Which of these is a Sandwich?

In this (very critical) review of Justice Scalia’s new book, Judge Posner makes the following claim: “a hamburger is regarded as a sandwich, and also a hot dog—and some people regard tacos and burritos as sandwiches, and a quesadilla is even more sandwich-like.”

Is this right? In my experience, “sandwich shops” like Corner Bakery don’t sell hamburgers, and I’d be very surprised if someone offered me a sandwich and then handed me a hamburger. I’d be even more surprised to be offered a hot dog. Tacos, burritos, and quesadillas seem even further removed from what I think of as a “sandwich.”
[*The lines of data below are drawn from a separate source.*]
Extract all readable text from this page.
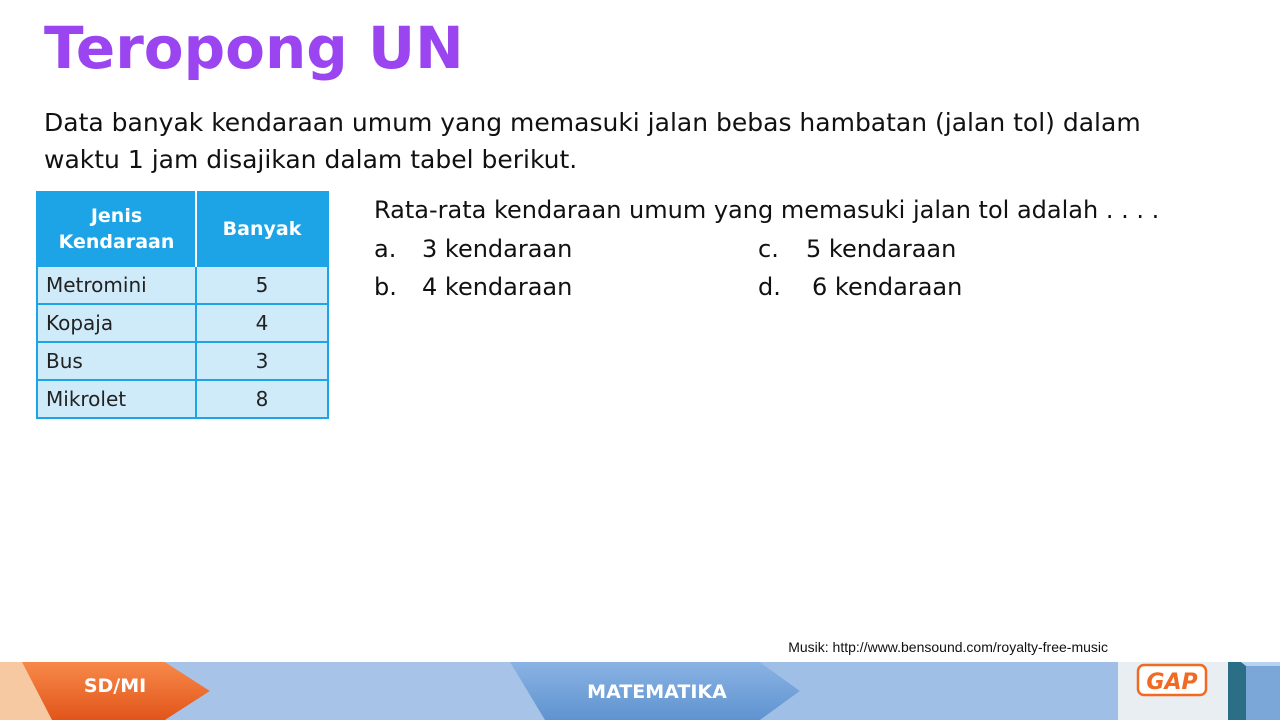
Teropong UN
Data banyak kendaraan umum yang memasuki jalan bebas hambatan (jalan tol) dalam
waktu 1 jam disajikan dalam tabel berikut.
Jenis
Kendaraan	Banyak
Metromini	5
Kopaja	4
Bus	3
Mikrolet	8
Rata-rata kendaraan umum yang memasuki jalan tol adalah . . . .
a. 3 kendaraan
b. 4 kendaraan
c. 5 kendaraan
d. 6 kendaraan
Musik: http://www.bensound.com/royalty-free-music
GAP
SD/MI	MATEMATIKA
Sure, you can make lawyerly arguments as to why any or all of these constitute sandwiches, but that’s not the question. Rather, I’m wondering if contrary to my own understanding, Posner is right that hamburgers and hot dogs are “regarded” as sandwiches, and that “some people regard” tacos and burritos as sandwiches.
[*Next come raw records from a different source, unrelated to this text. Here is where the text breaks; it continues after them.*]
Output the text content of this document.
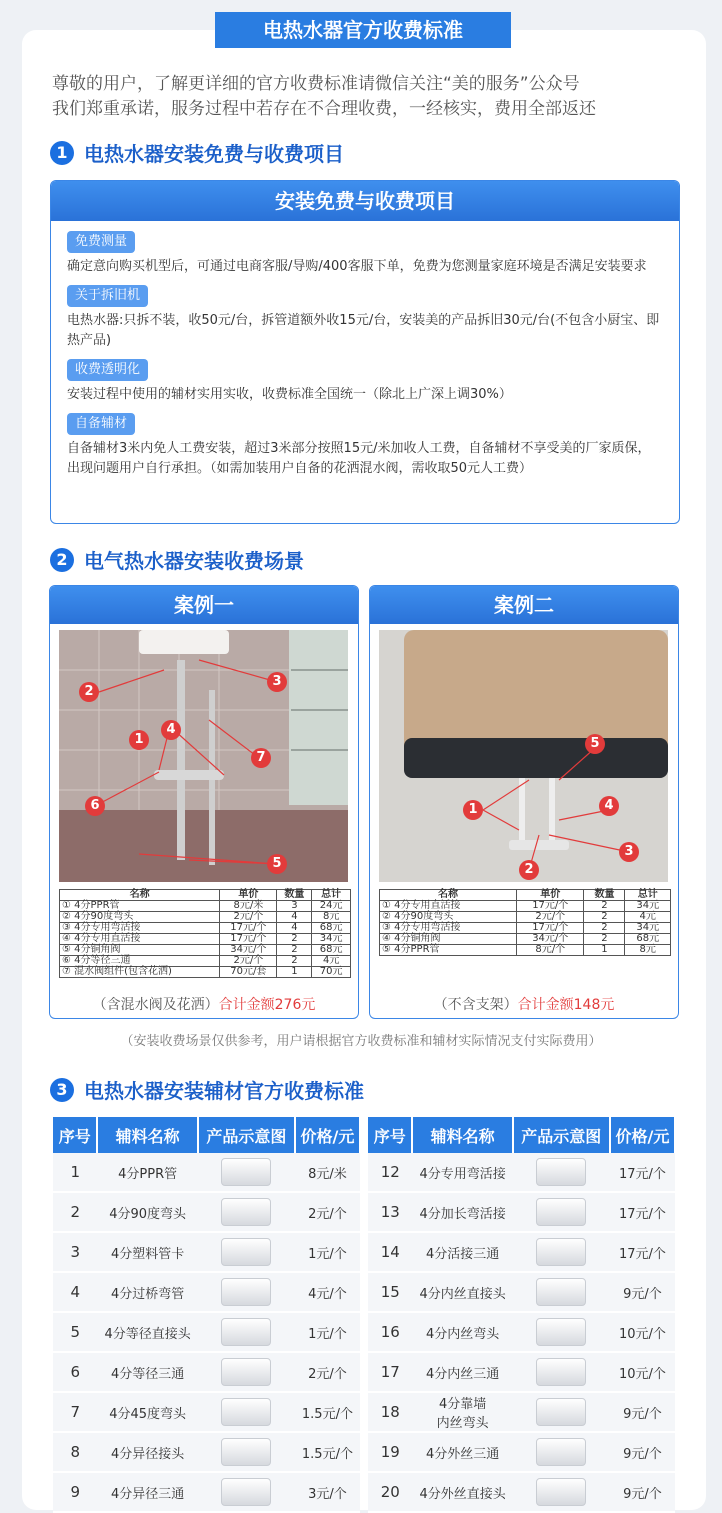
电热水器官方收费标准

尊敬的用户，了解更详细的官方收费标准请微信关注“美的服务”公众号

我们郑重承诺，服务过程中若存在不合理收费，一经核实，费用全部返还

1 电热水器安装免费与收费项目
安装免费与收费项目
免费测量

确定意向购买机型后，可通过电商客服/导购/400客服下单，免费为您测量家庭环境是否满足安装要求

关于拆旧机

电热水器:只拆不装，收50元/台，拆管道额外收15元/台，安装美的产品拆旧30元/台(不包含小厨宝、即热产品)

收费透明化

安装过程中使用的辅材实用实收，收费标准全国统一（除北上广深上调30%）

自备辅材

自备辅材3米内免人工费安装，超过3米部分按照15元/米加收人工费，自备辅材不享受美的厂家质保，出现问题用户自行承担。（如需加装用户自备的花洒混水阀，需收取50元人工费）

2 电气热水器安装收费场景
案例一
1
2
3
4
5
6
7
名称	单价	数量	总计
① 4分PPR管	8元/米	3	24元
② 4分90度弯头	2元/个	4	8元
③ 4分专用弯活接	17元/个	4	68元
④ 4分专用直活接	17元/个	2	34元
⑤ 4分铜角阀	34元/个	2	68元
⑥ 4分等径三通	2元/个	2	4元
⑦ 混水阀组件(包含花洒)	70元/套	1	70元
（含混水阀及花洒）合计金额276元
案例二
1
2
3
4
5
名称	单价	数量	总计
① 4分专用直活接	17元/个	2	34元
② 4分90度弯头	2元/个	2	4元
③ 4分专用弯活接	17元/个	2	34元
④ 4分铜角阀	34元/个	2	68元
⑤ 4分PPR管	8元/个	1	8元
（不含支架）合计金额148元
（安装收费场景仅供参考，用户请根据官方收费标准和辅材实际情况支付实际费用）
3 电热水器安装辅材官方收费标准
序号	辅料名称	产品示意图	价格/元
1	4分PPR管		8元/米
2	4分90度弯头		2元/个
3	4分塑料管卡		1元/个
4	4分过桥弯管		4元/个
5	4分等径直接头		1元/个
6	4分等径三通		2元/个
7	4分45度弯头		1.5元/个
8	4分异径接头		1.5元/个
9	4分异径三通		3元/个
序号	辅料名称	产品示意图	价格/元
12	4分专用弯活接		17元/个
13	4分加长弯活接		17元/个
14	4分活接三通		17元/个
15	4分内丝直接头		9元/个
16	4分内丝弯头		10元/个
17	4分内丝三通		10元/个
18	4分靠墙
内丝弯头		9元/个
19	4分外丝三通		9元/个
20	4分外丝直接头		9元/个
This seems especially pertinent because Posner is criticizing Scalia and his co-author Brian Garner for advocating reliance on dictionary definitions of words. One reason to rely on dictionary definitions is because they provide an objective baseline, as opposed to idiosyncratic judges’ notions of what words might mean, which in turn are subject to manipulation if a judge wants to rule in favor of a particular party for whatever reason. If Posner is wrong about what people “regard” as sandwiches, I think that would tend to buttress Scalia and Garner’s point that we’re better off relying on dictionary definitions than on less objective alternatives–which is not to say that I think that I have a strong opinions on textualism in statutory and contractual interpretation (and indeed I don’t).

So what do readers think about the sandwich definition issue?
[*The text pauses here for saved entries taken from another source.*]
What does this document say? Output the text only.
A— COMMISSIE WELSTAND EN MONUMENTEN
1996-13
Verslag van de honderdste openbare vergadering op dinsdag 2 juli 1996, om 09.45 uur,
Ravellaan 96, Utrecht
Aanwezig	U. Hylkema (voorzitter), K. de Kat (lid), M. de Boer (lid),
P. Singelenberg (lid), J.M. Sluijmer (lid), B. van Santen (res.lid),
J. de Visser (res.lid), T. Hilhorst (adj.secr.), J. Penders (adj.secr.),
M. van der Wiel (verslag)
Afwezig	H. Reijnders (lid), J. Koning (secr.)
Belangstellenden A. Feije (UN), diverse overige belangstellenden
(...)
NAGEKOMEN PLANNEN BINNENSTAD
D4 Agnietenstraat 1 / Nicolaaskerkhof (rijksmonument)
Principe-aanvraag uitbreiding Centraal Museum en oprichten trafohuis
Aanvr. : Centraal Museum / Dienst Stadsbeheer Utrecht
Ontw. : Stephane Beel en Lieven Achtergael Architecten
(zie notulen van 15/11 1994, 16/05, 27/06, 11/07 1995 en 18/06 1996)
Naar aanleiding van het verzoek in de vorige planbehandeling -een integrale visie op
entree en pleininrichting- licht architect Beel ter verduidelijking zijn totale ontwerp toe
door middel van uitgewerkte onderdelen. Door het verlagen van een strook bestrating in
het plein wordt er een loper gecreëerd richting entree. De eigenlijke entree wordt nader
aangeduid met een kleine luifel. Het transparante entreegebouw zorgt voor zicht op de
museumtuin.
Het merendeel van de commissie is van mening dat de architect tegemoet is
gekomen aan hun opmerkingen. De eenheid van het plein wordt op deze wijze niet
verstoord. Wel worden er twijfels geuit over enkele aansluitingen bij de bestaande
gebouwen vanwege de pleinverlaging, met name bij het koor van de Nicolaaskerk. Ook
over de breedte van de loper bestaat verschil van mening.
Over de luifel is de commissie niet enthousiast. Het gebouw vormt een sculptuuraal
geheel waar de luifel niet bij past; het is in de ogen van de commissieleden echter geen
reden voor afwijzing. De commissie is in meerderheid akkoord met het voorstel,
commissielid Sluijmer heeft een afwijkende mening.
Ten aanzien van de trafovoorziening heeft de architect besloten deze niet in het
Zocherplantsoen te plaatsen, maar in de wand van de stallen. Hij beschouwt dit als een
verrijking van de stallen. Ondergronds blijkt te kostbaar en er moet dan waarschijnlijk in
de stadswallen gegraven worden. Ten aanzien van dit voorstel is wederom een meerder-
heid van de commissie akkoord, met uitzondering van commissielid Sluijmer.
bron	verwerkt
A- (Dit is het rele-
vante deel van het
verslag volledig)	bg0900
UPDATE: One unscientific online survey found that 77% of respondents thought hamburgers were sandwiches, 46% thought hot dogs were sandwiches, and only 28% thought that quesadillas were sandwiches. I think even these figures overstate matters. If you were to ask me specifically and without access to a dictionary whether a hamburger is technically a sandwich, I’d say it was at least a close call. But if you asked me whether I “regard” a hamburger as a sandwich, I would unhesitatingly say no–I just have it in a separate mental category, because in common parlance the category “sandwich” doesn’t include “hamburger.” E.g., “okay, what would you kids like for lunch? I can fry up a hamburger, or make you a sandwich.” Or, “I hope you can make it to the barbeque. We’ll be grilling hamburgers, but if you don’t like burgers we’ll also have sandwiches available.”